EL MEUBLÉ DE DOÑA PAQUI

Pilar Aguarón Ezpeleta/José Antonio Prades/Anabel Consejo

Durante el verano del setenta y dos solíamos alquilar una habitación en la calle Cádiz. Daba a una estrecha luna y olía a todas las fritangas de las cocinas del edificio. Estaba en un cuarto piso sin ascensor, justo encima de una academia donde íbamos a aprender inglés. Era la coartada perfecta para el negocio de doña Paqui, porque siempre había mucho trajín de estudiantes por esa escalera de grandes peldaños de madera.

Doña Paqui nos alquilaba la habitación de cuatro a seis, porque a las siete esperaba a otra pareja y antes tenía que cambiar las sábanas y airear la habitación. La patrona era muy quisquillosa con la limpieza.

—De otras cosas me podrán acusar, pero no de cochina— nos decía.

Nosotros íbamos un par de veces a la semana, o quizá tres, dependiendo del dinero que podía conseguir Diego, dando clases particulares de matemáticas por la mañana.

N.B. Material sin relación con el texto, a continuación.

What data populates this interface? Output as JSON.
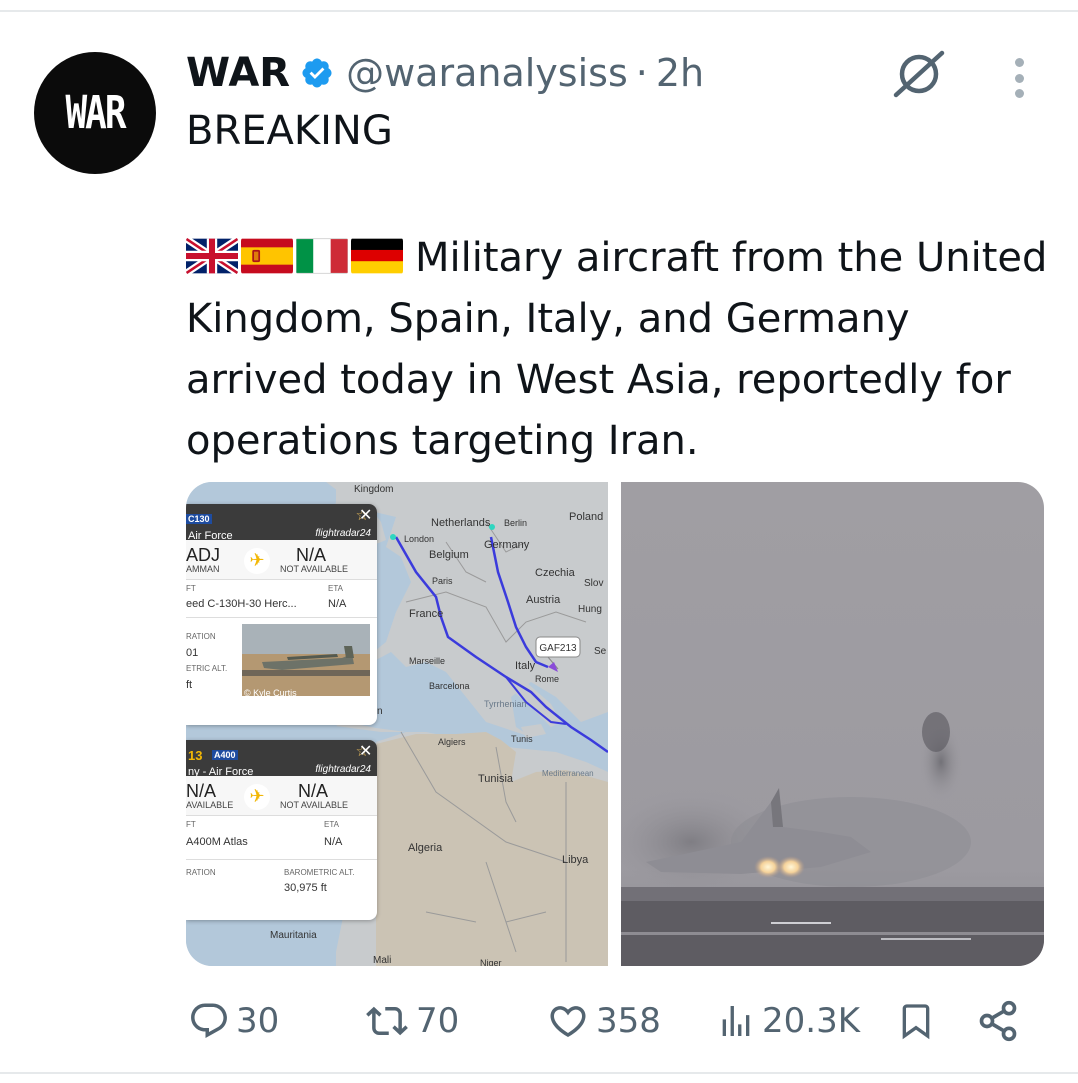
{
  "post": {
    "author": {
      "display_name": "WAR",
      "handle": "@waranalysiss",
      "verified": true,
      "avatar_text": "WAR",
      "avatar_color": "#0b0b0b"
    },
    "separator": "·",
    "time": "2h",
    "headline": "BREAKING",
    "flags": [
      "united-kingdom-flag",
      "spain-flag",
      "italy-flag",
      "germany-flag"
    ],
    "body": "Military aircraft from the United Kingdom, Spain, Italy, and Germany arrived today in West Asia, reportedly for operations targeting Iran."
  },
  "media": {
    "map": {
      "labels": {
        "kingdom": "Kingdom",
        "netherlands": "Netherlands",
        "berlin": "Berlin",
        "poland": "Poland",
        "london": "London",
        "belgium": "Belgium",
        "germany": "Germany",
        "paris": "Paris",
        "czechia": "Czechia",
        "slov": "Slov",
        "austria": "Austria",
        "hung": "Hung",
        "france": "France",
        "se": "Se",
        "marseille": "Marseille",
        "italy": "Italy",
        "rome": "Rome",
        "barcelona": "Barcelona",
        "tyrrhenian": "Tyrrhenian",
        "algiers": "Algiers",
        "tunis": "Tunis",
        "tunisia": "Tunisia",
        "mediterranean": "Mediterranean",
        "algeria": "Algeria",
        "libya": "Libya",
        "mauritania": "Mauritania",
        "mali": "Mali",
        "niger": "Niger",
        "n": "n"
      },
      "callsign_label": "GAF213"
    },
    "flight_card_1": {
      "type_tag": "C130",
      "operator": "Air Force",
      "brand": "flightradar24",
      "origin_code": "ADJ",
      "origin_name": "AMMAN",
      "dest_code": "N/A",
      "dest_name": "NOT AVAILABLE",
      "aircraft_label": "FT",
      "aircraft_value": "eed C-130H-30 Herc...",
      "eta_label": "ETA",
      "eta_value": "N/A",
      "registration_label": "RATION",
      "registration_value": "01",
      "baro_label": "ETRIC ALT.",
      "baro_value": "ft",
      "photo_credit": "© Kyle Curtis"
    },
    "flight_card_2": {
      "callsign": "13",
      "type_tag": "A400",
      "operator": "ny - Air Force",
      "brand": "flightradar24",
      "origin_code": "N/A",
      "origin_name": "AVAILABLE",
      "dest_code": "N/A",
      "dest_name": "NOT AVAILABLE",
      "aircraft_label": "FT",
      "aircraft_value": "A400M Atlas",
      "eta_label": "ETA",
      "eta_value": "N/A",
      "registration_label": "RATION",
      "baro_label": "BAROMETRIC ALT.",
      "baro_value": "30,975 ft"
    }
  },
  "actions": {
    "replies": "30",
    "reposts": "70",
    "likes": "358",
    "views": "20.3K"
  },
  "colors": {
    "secondary_text": "#536471",
    "verified_blue": "#1d9bf0",
    "track_blue": "#3b3bdc"
  }
}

La señora nos cobraba setenta y cinco pesetas por las dos horas, una cama pequeña, una toalla y las sábanas limpias. Si nos queríamos duchar nos cobraba un duro más. De siete a nueve, por esa misma habitación cobraba noventa y por la cama grande, la que daba a la calle y tenía un ventilador en el techo, un billete de cien pesetas.

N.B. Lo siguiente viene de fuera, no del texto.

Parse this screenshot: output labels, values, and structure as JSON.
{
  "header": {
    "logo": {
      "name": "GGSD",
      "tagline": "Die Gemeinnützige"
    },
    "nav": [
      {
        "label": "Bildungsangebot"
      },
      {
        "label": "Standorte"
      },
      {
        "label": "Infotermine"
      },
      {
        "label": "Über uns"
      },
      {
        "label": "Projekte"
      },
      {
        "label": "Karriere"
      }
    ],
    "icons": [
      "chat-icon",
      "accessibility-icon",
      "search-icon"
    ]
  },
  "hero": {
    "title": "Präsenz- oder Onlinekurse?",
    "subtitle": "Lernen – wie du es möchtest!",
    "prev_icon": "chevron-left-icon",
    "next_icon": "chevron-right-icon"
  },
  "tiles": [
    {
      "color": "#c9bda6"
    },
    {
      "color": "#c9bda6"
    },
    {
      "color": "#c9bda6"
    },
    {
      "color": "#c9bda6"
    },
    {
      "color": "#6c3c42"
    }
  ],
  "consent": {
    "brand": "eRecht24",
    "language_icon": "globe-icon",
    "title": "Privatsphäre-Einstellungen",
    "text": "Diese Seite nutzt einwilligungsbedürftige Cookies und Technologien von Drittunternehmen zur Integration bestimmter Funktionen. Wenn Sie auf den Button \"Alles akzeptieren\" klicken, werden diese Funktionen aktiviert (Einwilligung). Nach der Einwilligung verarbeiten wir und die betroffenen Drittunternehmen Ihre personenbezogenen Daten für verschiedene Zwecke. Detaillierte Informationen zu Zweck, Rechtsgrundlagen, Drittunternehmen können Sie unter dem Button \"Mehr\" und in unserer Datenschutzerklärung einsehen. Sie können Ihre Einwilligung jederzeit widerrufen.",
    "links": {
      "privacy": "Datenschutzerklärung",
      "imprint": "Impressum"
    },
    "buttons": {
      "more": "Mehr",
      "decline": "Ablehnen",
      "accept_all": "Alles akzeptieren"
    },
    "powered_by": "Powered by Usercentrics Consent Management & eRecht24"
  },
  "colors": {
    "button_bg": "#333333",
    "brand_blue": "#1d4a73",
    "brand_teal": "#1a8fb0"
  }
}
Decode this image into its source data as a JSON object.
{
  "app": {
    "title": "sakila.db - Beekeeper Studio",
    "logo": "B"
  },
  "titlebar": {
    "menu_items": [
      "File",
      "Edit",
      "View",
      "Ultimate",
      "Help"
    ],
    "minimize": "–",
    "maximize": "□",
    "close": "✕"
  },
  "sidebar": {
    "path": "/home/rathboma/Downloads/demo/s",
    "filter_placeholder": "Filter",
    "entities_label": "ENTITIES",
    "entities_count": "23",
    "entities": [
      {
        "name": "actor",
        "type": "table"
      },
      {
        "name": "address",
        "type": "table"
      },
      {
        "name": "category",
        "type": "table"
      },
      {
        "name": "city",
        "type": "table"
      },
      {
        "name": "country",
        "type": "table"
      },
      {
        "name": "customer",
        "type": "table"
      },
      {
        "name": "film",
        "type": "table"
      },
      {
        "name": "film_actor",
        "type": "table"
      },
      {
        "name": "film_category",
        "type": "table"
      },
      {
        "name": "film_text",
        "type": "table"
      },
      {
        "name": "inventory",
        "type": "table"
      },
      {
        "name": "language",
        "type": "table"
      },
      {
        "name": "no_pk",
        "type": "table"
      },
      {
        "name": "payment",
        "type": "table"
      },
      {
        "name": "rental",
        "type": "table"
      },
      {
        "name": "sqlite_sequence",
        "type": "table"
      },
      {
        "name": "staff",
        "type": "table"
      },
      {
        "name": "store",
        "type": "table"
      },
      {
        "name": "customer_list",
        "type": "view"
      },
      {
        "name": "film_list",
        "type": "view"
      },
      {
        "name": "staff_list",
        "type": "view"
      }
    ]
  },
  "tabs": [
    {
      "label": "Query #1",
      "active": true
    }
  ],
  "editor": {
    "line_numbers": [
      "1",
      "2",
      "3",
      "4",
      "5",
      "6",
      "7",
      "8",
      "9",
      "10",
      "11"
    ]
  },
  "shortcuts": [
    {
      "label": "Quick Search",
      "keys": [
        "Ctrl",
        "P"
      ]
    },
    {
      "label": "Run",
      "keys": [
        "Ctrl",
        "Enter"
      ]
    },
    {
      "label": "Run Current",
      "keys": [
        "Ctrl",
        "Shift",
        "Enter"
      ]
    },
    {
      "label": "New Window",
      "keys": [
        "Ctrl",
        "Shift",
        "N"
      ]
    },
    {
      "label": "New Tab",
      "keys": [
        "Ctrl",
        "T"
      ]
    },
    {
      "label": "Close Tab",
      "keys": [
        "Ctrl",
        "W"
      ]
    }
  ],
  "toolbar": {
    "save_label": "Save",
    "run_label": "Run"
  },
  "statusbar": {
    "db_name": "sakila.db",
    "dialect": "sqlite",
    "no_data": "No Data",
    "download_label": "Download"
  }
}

Recuerdo que era jueves porque habíamos tenido el examen de todas las semanas. Teníamos suficiente dinero y contratamos la misma habitación de otras veces. Doña Paqui nos dio la llave y no nos advirtió de nada especial. Y lo especial debía ser alguna causa del ruido que oímos al segundo de entrar, como un gemido largo, quizá como jadeo por excitación o quejido por una tortura, no se apreciaba bien. Diego y yo nos miramos haciendo gestos en silencio comunicándonos la sorpresa y la duda. Duró unos dos o tres minutos. Lo escuchamos cogidos de la mano, expectantes. Cesó y nuestra sesión amatoria fue algo más intensa y rápida para él, pero algo rancia para mí. Nos marchamos incluso antes de que dieran las seis. Al devolver la llave a la casera, le dije lo el ruido. Muy seria y poco creíble, me dijo:

-Han sido tus tripas.

Me quitó la llave de la mano y se dio la vuelta.

Dos semanas más tarde, también en jueves, volvimos a la habitación. Ya estábamos desnudos cuando empezó de nuevo el gemido. Diego no lo escuchó muy bien, pero yo sí. Curiosamente, esta vez Diego aumentó su excitación y yo me enfrié. Lo aparté de mí y ya no volvió a ser lo mismo.

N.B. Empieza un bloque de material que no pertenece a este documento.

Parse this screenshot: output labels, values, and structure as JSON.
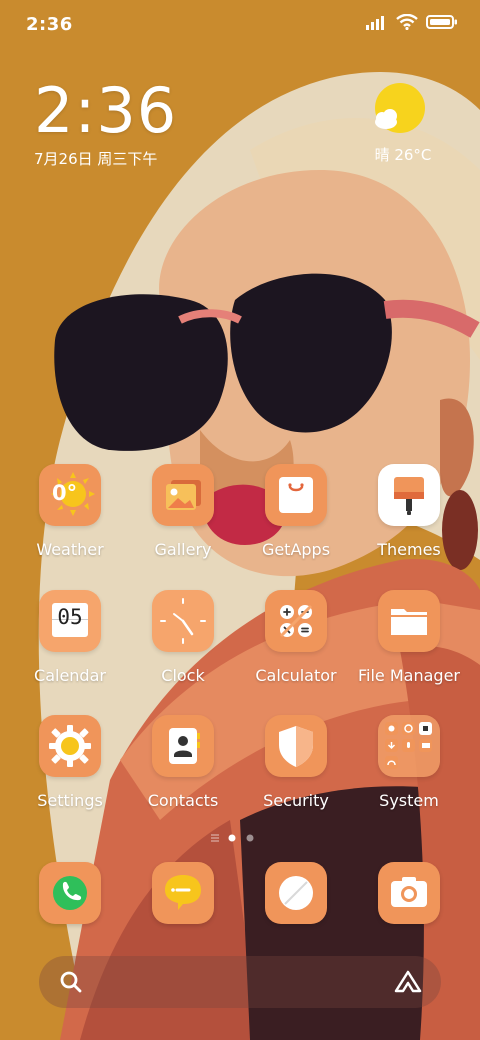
{
  "status_bar": {
    "time": "2:36",
    "icons": [
      "signal-icon",
      "wifi-icon",
      "battery-icon"
    ]
  },
  "clock_widget": {
    "time": "2:36",
    "date": "7月26日 周三下午"
  },
  "weather_widget": {
    "text": "晴 26°C",
    "icon": "sunny-cloud-icon"
  },
  "apps": [
    {
      "label": "Weather",
      "icon": "weather-icon",
      "temp": "0°"
    },
    {
      "label": "Gallery",
      "icon": "gallery-icon"
    },
    {
      "label": "GetApps",
      "icon": "getapps-icon"
    },
    {
      "label": "Themes",
      "icon": "themes-icon"
    },
    {
      "label": "Calendar",
      "icon": "calendar-icon",
      "day": "05"
    },
    {
      "label": "Clock",
      "icon": "clock-icon"
    },
    {
      "label": "Calculator",
      "icon": "calculator-icon"
    },
    {
      "label": "File Manager",
      "icon": "file-manager-icon"
    },
    {
      "label": "Settings",
      "icon": "settings-icon"
    },
    {
      "label": "Contacts",
      "icon": "contacts-icon"
    },
    {
      "label": "Security",
      "icon": "security-icon"
    },
    {
      "label": "System",
      "icon": "system-folder-icon"
    }
  ],
  "dock": [
    "phone-icon",
    "messaging-icon",
    "browser-icon",
    "camera-icon"
  ],
  "search_bar": {
    "icons": [
      "search-icon",
      "app-vault-icon"
    ]
  },
  "colors": {
    "wallpaper": "#c98b2e",
    "icon_orange": "#f0955a",
    "icon_orange_light": "#f6a56c"
  }
}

Llegué a no poder desligar el ambiguo sonido del rostro de Diego en pleno clímax y eso fue el detonante de nuestra ruptura. Me he preguntado muchas veces quién lo emitía y en todas me he convencido de que simplemente debieron ser los jadeos placenteros de otra pareja en la habitación contigua a la nuestra en el meublé de doña Paqui, aunque un rastro de misterio y de morbo se empeñaba en enturbiar mi lógica deducción. Tras romper con Diego, conocí a Gerardo y nos casamos en cuestión de meses. Además de ser un gran hombre, hacer el amor con él me evitaba recordar el gemido lastimero y eso me empujó a tomar la decisión de manera inmediata. Ahora, veinte años después, su retiro forzoso de la Policía y de nuestra vida sexual, me hace sentir abandonada. Hace algún tiempo, pasé por delante del edificio del meublé y no pude resistir la tentación de entrar y de subir al cuarto piso. La academia de inglés ya no estaba, pero la puerta del piso de doña Paqui la encontré tal cual la recordaba. Llamé. Me abrió la puerta un hombre más o menos de mi edad, alto, moreno, que mostraba altivo su barba descuidada y unas manos enormes como perros guardianes, sin embargo, fueron sus ojos los que casi me dejaron muda. Perdón, yo buscaba… Hace más de veinte años… Aquel hombre sonrió como si lo comprendiera todo. Mi madre murió hace diez años, ahora este piso es mi casa. Tras unos segundos de incómodo silencio me dijo: ¿Quieres ver el piso tal y como está ahora? Entramos y al llegar a la habitación contigua a la que ocupábamos Diego y yo me paré. Él abrió la puerta para enseñarme su dormitorio. Aquí solía subir yo, sin que mi madre se enterara, los jueves que quedaba libre. La necesidad sexual a los veinte es imperiosa y saber que cada habitación de esta casa era un templo del amor físico furtivo me excitaba sobremanera. Toda la energía sexual acumulada en esa casa durante tantos años se concentró en nuestra mirada y yo ya no me siento abandonada ni él sólo.